As of New Year's Day 2014, Seattle will have a city council member who identifies herself as a socialist. Good for her and good for Seattle.
While I don't identify myself as a socialist -- I'd be what the far left likes to call a "compromiser," and they don't mean that as a compliment -- I've long argued that we need to stretch the boundaries of political debate in this country towards the left. The Republicans have been doing this for decades, willing to trot out all manner of radical right nonsense -- it sometimes succeeds and sometimes doesn't, but always pulls the debate in their direction. That effectively shifts the terms of socially acceptable policymaking -- it's called the Overton window -- closer to their goals.
Democrats don't do this. The Dems are always trimming their sails before they even pull up the anchor. There are so many issues that Democratic candidates for anything are simply prohibited from talking about by the party professionals. If you're to be taken seriously by the pros and money people, you can't touch gun control, higher taxes on the rich, effective strategies to address global climate change, and on and on.
For all intents and purposes there is no liberal agenda, because liberals who are in a position to make one (elected officials and credible candidates) don't dare speak its name. Democrats have essentially positioned themselves to be less conservative than the extremist conservatives who run the Republican Party these days. Not too inspiring, is it?
In Wisconsin, we forget that for half a century our largest city was run by socialist mayors. Through most of the years from 1910 through 1960, Milwaukee's mayors identified themselves as socialists, and they did a heck of a job. They ran clean, efficient, tidy governments that built and maintained some of the best infrastructure in the nation (a.k.a. "Sewer Socialism"). Because they didn't hate the idea of government, they tried -- and succeeded -- in making it work.

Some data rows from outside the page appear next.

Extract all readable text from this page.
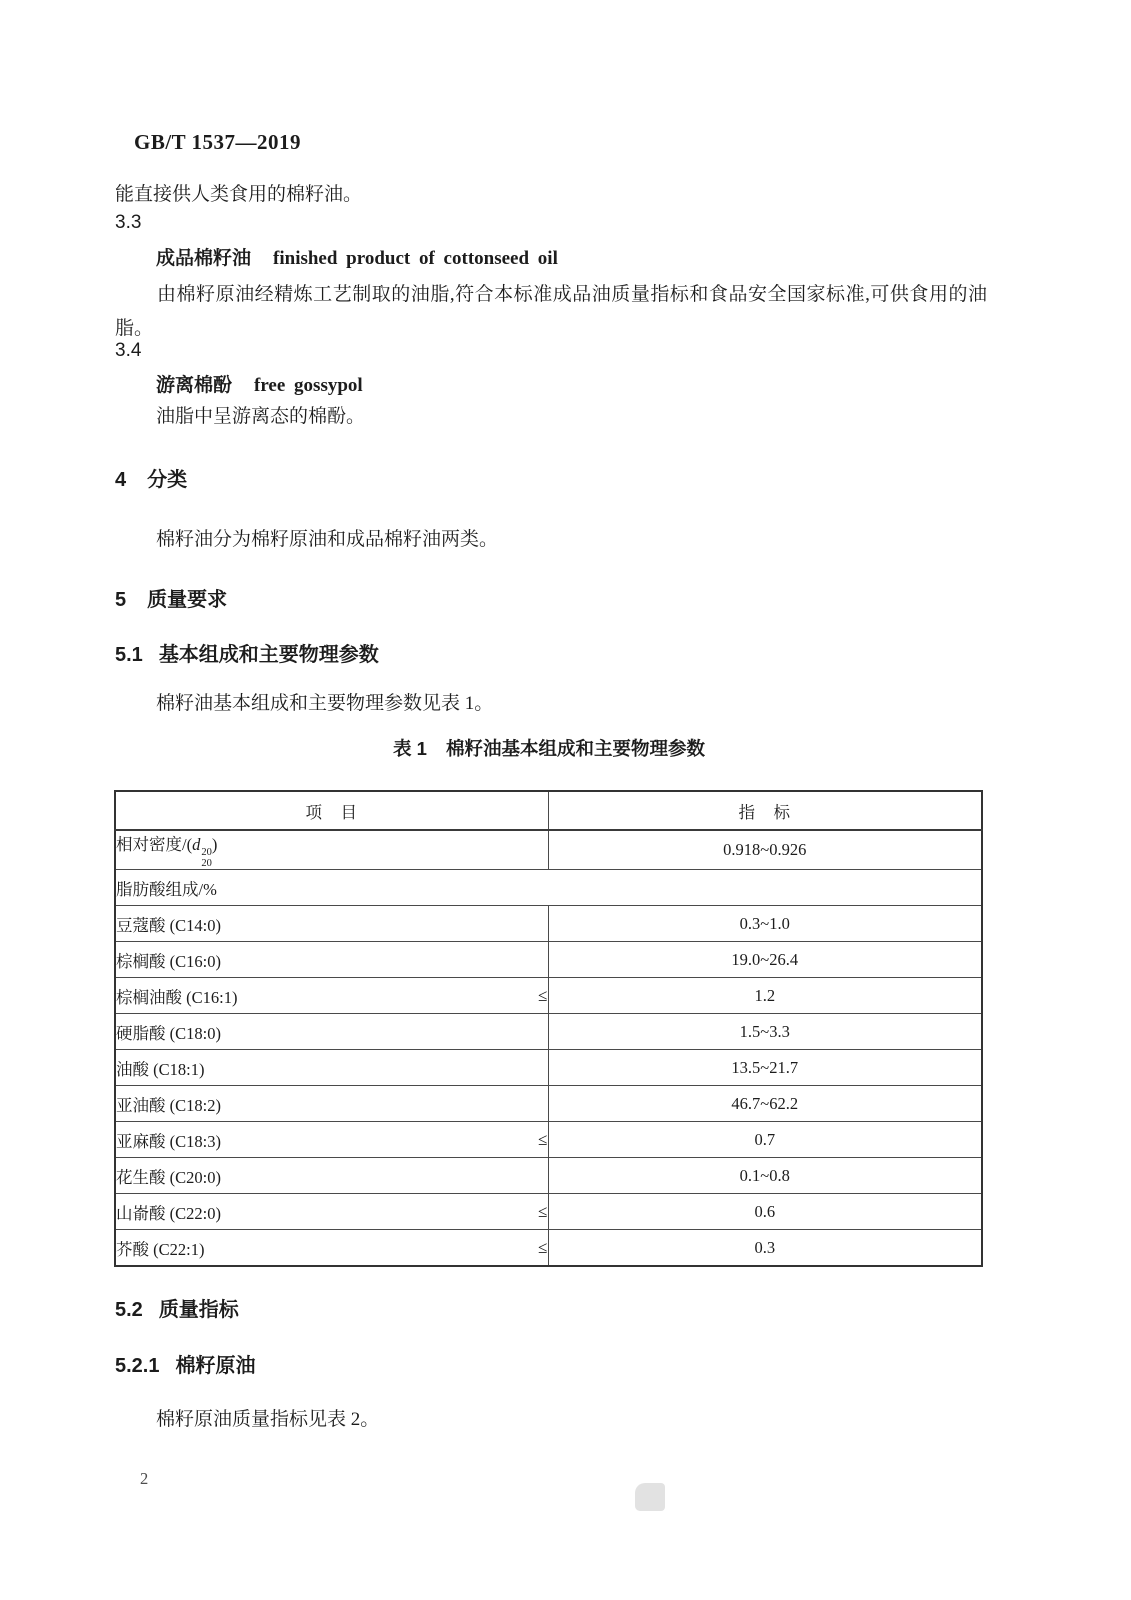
GB/T 1537—2019
能直接供人类食用的棉籽油。
3.3
成品棉籽油 finished product of cottonseed oil
由棉籽原油经精炼工艺制取的油脂,符合本标准成品油质量指标和食品安全国家标准,可供食用的油脂。
3.4
游离棉酚 free gossypol
油脂中呈游离态的棉酚。
4 分类
棉籽油分为棉籽原油和成品棉籽油两类。
5 质量要求
5.1 基本组成和主要物理参数
棉籽油基本组成和主要物理参数见表 1。
表 1 棉籽油基本组成和主要物理参数
项　目	指　标
相对密度/(d 20
20
)	0.918~0.926
脂肪酸组成/%	

豆蔻酸 (C14:0)	0.3~1.0

棕榈酸 (C16:0)	19.0~26.4

棕榈油酸 (C16:1) ≤	1.2

硬脂酸 (C18:0)	1.5~3.3

油酸 (C18:1)	13.5~21.7

亚油酸 (C18:2)	46.7~62.2

亚麻酸 (C18:3) ≤	0.7

花生酸 (C20:0)	0.1~0.8

山嵛酸 (C22:0) ≤	0.6

芥酸 (C22:1) ≤	0.3
5.2 质量指标
5.2.1 棉籽原油
棉籽原油质量指标见表 2。
2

So, that's why it's important that an unapologetic socialist was elected to the council in Seattle. The very fact of her existence starts to remove some of the taboo from the word and, if she plays her cards right, might start to lift the veil on some unabashedly leftist policy proposals. Even if those proposals are unsuccessful at first, anything that pulls the debate back from the far right is welcome even to those of us whose politics are more centrist.